How Google’s DeepMind Tool is Transforming Tropical Cyclone Prediction with Rapid Pace

As Developing Cyclone Melissa was churning off the coast of Haiti, meteorologist Philippe Papin had confidence it was about to escalate to a monster hurricane.

Serving as primary meteorologist on duty, he predicted that in just 24 hours the weather system would become a severe hurricane and begin a turn in the direction of the coast of Jamaica. No forecaster had previously made such a bold prediction for rapid strengthening.

However, Papin had an ace up his sleeve: AI technology in the guise of the tech giant’s new DeepMind cyclone prediction system – released for the initial occasion in June. True to the forecast, Melissa did become a system of astonishing strength that tore through Jamaica.

Increasing Reliance on AI Predictions

Meteorologists are increasingly leaning hard on Google DeepMind. On the morning of 25 October, Papin clarified in his official briefing that the AI tool was a primary reason for his confidence: “Roughly 40/50 Google DeepMind ensemble members show Melissa becoming a most intense storm. While I am unprepared to forecast that intensity at this time given path variability, that remains a possibility.

“There is a high probability that a phase of quick strengthening will occur as the system drifts over exceptionally hot sea temperatures which is the most extreme oceanic heat content in the whole Atlantic basin.”

Outperforming Conventional Systems

Google DeepMind is the first AI model focused on hurricanes, and currently the initial to outperform traditional meteorological experts at their own game. Across all tropical systems this season, the AI is top-performing – even beating human forecasters on track predictions.

Melissa eventually made landfall in Jamaica at maximum intensity, one of the strongest landfalls recorded in nearly two centuries of record-keeping across the region. The confident prediction likely gave people in Jamaica additional preparation time to get ready for the catastrophe, potentially preserving lives and property.

How Google’s System Functions

Google’s model works by spotting patterns that traditional time-intensive physics-based prediction systems may overlook.

“They do it far faster than their physics-based cousins, and the processing requirements is more affordable and demanding,” stated Michael Lowry, a former forecaster.

“What this hurricane season has demonstrated in quick time is that the recent artificial intelligence systems are on par with and, in certain instances, superior than the slower physics-based weather models we’ve relied upon,” he added.

Clarifying Machine Learning

It’s important to note, the system is an instance of AI training – a method that has been used in data-heavy sciences like meteorology for a long time – and is distinct from generative AI like ChatGPT.

AI training takes mounds of data and pulls out patterns from them in a manner that its model only requires minutes to generate an answer, and can operate on a standard PC – in strong contrast to the primary systems that authorities have utilized for years that can require many hours to run and need some of the biggest supercomputers in the world.

Expert Responses and Upcoming Developments

Nevertheless, the reality that Google’s model could exceed previous gold-standard legacy models so rapidly is truly remarkable to weather scientists who have dedicated their lives trying to forecast the most intense weather systems.

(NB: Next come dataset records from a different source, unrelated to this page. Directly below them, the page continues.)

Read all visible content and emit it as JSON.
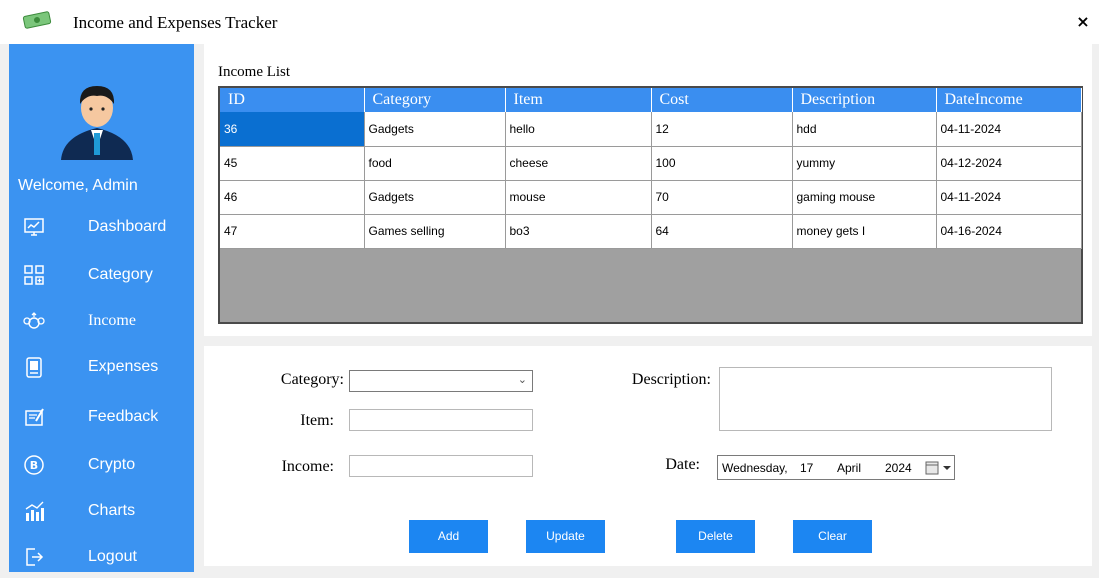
{
  "window": {
    "title": "Income and Expenses Tracker",
    "close_label": "×"
  },
  "sidebar": {
    "welcome": "Welcome, Admin",
    "items": [
      {
        "label": "Dashboard",
        "icon": "dashboard-icon"
      },
      {
        "label": "Category",
        "icon": "category-icon"
      },
      {
        "label": "Income",
        "icon": "income-icon"
      },
      {
        "label": "Expenses",
        "icon": "expenses-icon"
      },
      {
        "label": "Feedback",
        "icon": "feedback-icon"
      },
      {
        "label": "Crypto",
        "icon": "crypto-icon"
      },
      {
        "label": "Charts",
        "icon": "charts-icon"
      },
      {
        "label": "Logout",
        "icon": "logout-icon"
      }
    ]
  },
  "income_list": {
    "title": "Income List",
    "columns": [
      "ID",
      "Category",
      "Item",
      "Cost",
      "Description",
      "DateIncome"
    ],
    "rows": [
      [
        "36",
        "Gadgets",
        "hello",
        "12",
        "hdd",
        "04-11-2024"
      ],
      [
        "45",
        "food",
        "cheese",
        "100",
        "yummy",
        "04-12-2024"
      ],
      [
        "46",
        "Gadgets",
        "mouse",
        "70",
        "gaming mouse",
        "04-11-2024"
      ],
      [
        "47",
        "Games selling",
        "bo3",
        "64",
        "money gets I",
        "04-16-2024"
      ]
    ]
  },
  "form": {
    "category_label": "Category:",
    "category_value": "",
    "item_label": "Item:",
    "item_value": "",
    "income_label": "Income:",
    "income_value": "",
    "description_label": "Description:",
    "date_label": "Date:",
    "date": {
      "weekday": "Wednesday,",
      "day": "17",
      "month": "April",
      "year": "2024"
    }
  },
  "buttons": {
    "add": "Add",
    "update": "Update",
    "delete": "Delete",
    "clear": "Clear"
  },
  "colors": {
    "sidebar": "#3b93f1",
    "header": "#3a8ef0",
    "selection": "#0a6fd1",
    "button": "#1c86f2"
  }
}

“It’s astonishing,” said James Franklin, a retired forecaster. “The data is now large enough that it’s evident this is not just chance.”

Franklin said that although Google DeepMind is outperforming all competing systems on predicting the future path of storms worldwide this year, like many AI models it sometimes errs on extreme strength forecasts inaccurate. It struggled with another storm earlier this year, as it was similarly experiencing rapid intensification to maximum intensity north of the Caribbean.

In the coming offseason, he said he plans to discuss with the company about how it can enhance the AI results even more helpful for experts by providing additional internal information they can utilize to assess the reasons it is producing its answers.

“A key concern that troubles me is that although these predictions seem to be really, really good, the results of the system is kind of a black box,” said Franklin.

Broader Sector Trends

There has never been a private, for-profit company that has produced a high-performance forecasting system which grants experts a view of its methods – in contrast to most other models which are offered free to the general audience in their full form by the authorities that created and operate them.

Google is not the only one in adopting artificial intelligence to solve difficult meteorological problems. The authorities also have their respective artificial intelligence systems in the works – which have demonstrated better performance over earlier traditional systems.

Future developments in artificial intelligence predictions seem to be new firms taking swings at previously difficult problems such as sub-seasonal outlooks and improved early alerts of severe weather and flash flooding – and they are receiving US government funding to pursue this. One company, WindBorne Systems, is also launching its proprietary atmospheric sensors to address deficiencies in the US weather-observing network.

Paul Baker
Paul Baker

A passionate traveler and outdoor enthusiast, Elara shares her adventures and insights to inspire others to explore the world.